Americans want to see criminals as aberrant. This is what I sensed in the Jasper courtroom – a determined disidentification with Bill King. If white Jasperites were more keen on killing King, it’s because they were more worried they might have to see themselves or be seen as somehow connected to him. Wylond Hadnot, an African-American high school classmate of James Byrd who lives near the road where he was dragged to death, told the Dallas Morning News: “The whites that stop here, they want to get their guns and drag ’em and shoot ’em. It’s funny. It’s like the whites are ashamed that some of their people could do something so bad. Most of the people that travel through here – strangers still driving up and down this road to look, at all times of the night and day, are Caucasian people.” African-American Jasperites also seemed eager to view King as aberrant, perhaps especially in their comments to me, a white woman. “I don’t hold you responsible for what King did to Byrd,” said Reverend Hudson.
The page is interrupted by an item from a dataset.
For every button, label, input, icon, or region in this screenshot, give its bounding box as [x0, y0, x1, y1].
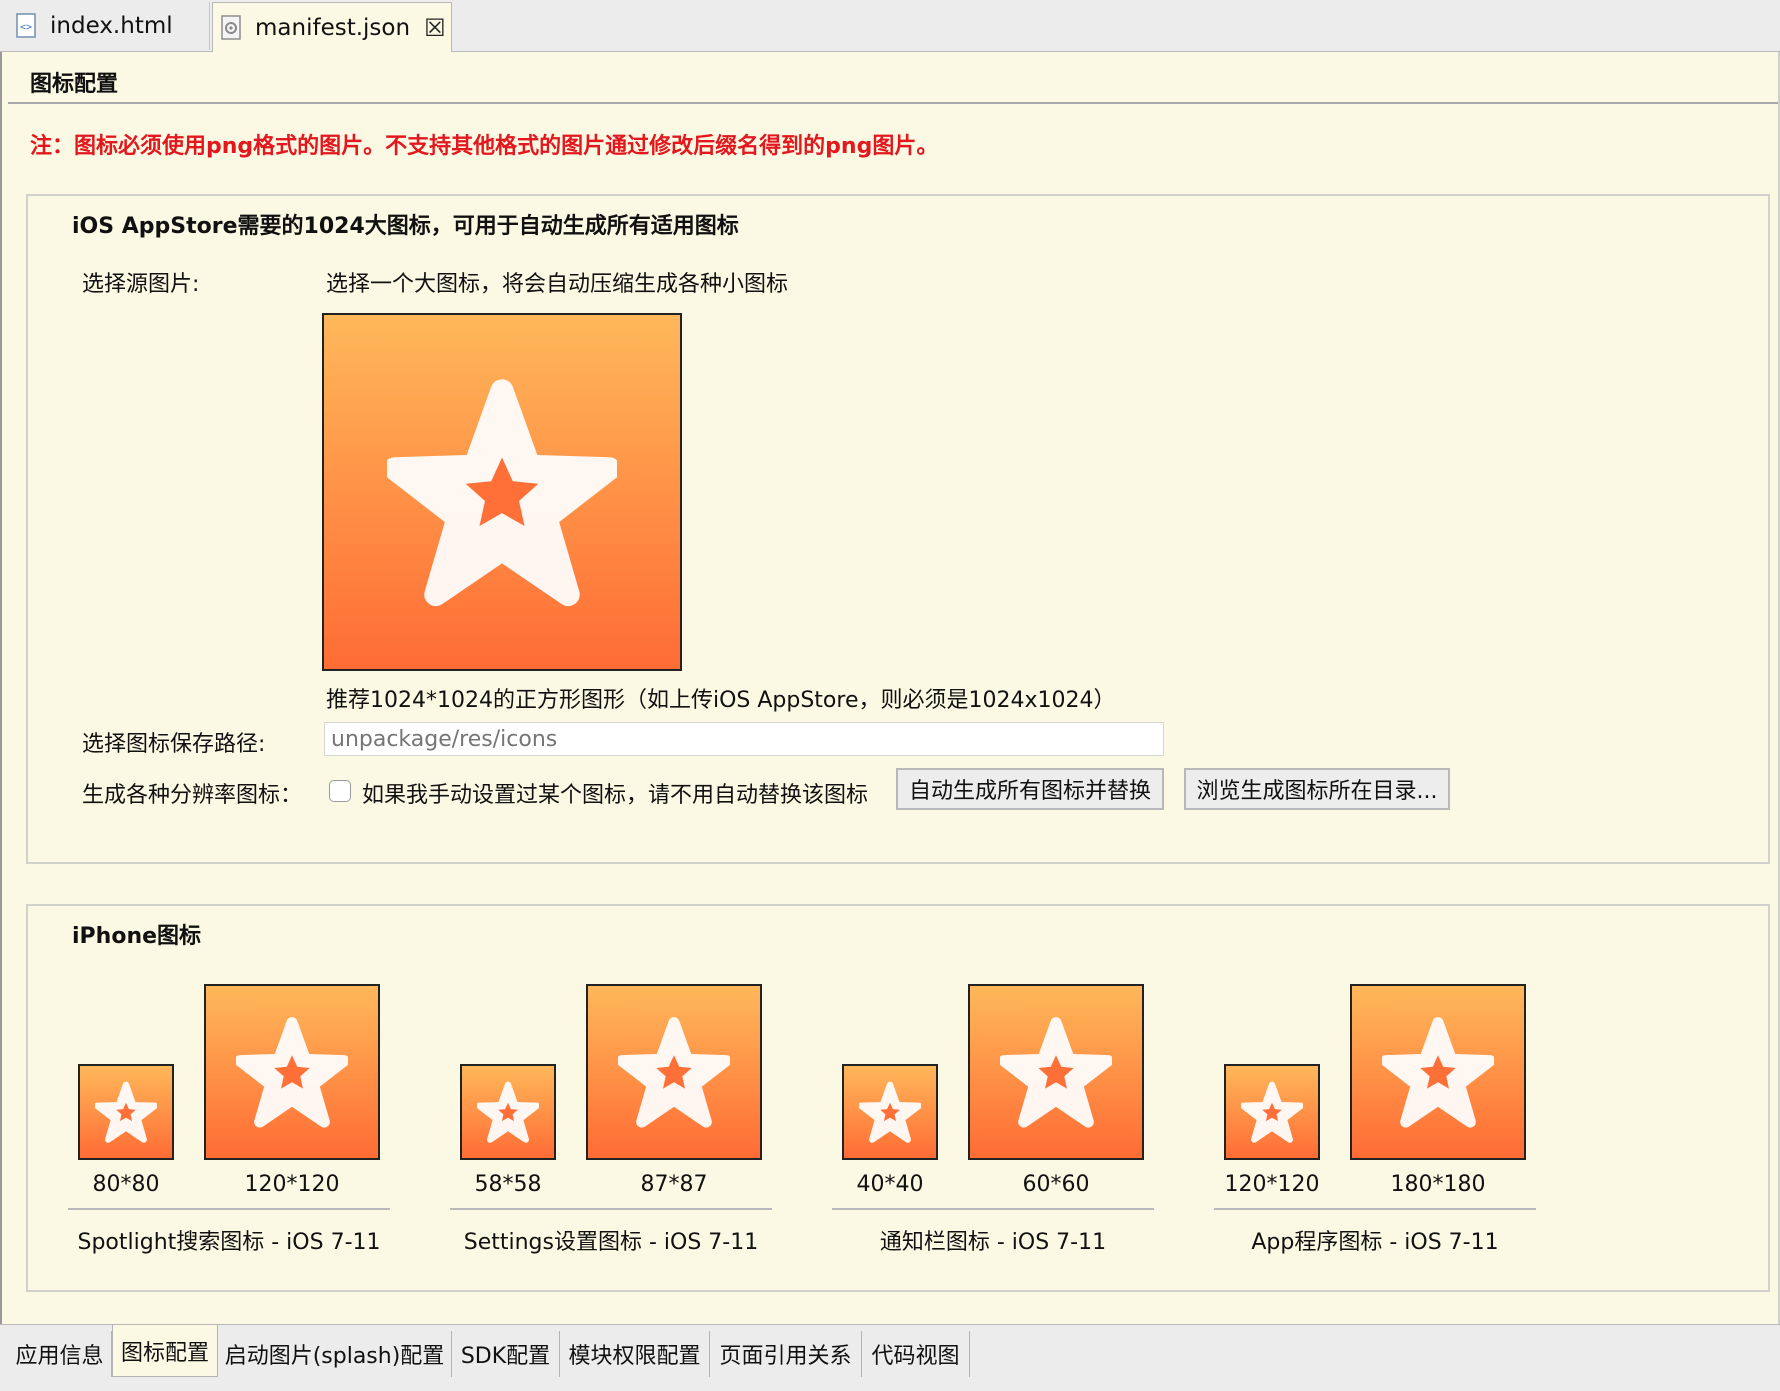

And when I asked James Byrd’s daughter, Renee Mullins, about King’s race as a factor in his crime, she said, “I hate to call him Caucasian. He’s not even human.”
If Bill King is viewed as an anomaly, whites may feel better about themselves, and African Americans may feel safer. And in the black community, there is some sense of vindication, because Bill King was indeed sentenced to death. Yet the message of this tragic tale – if there is one – certainly does not seem as “clear” as the Governor would have us believe.
Faulkner Fox is a writer living in Austin, where she teaches at the University of Texas.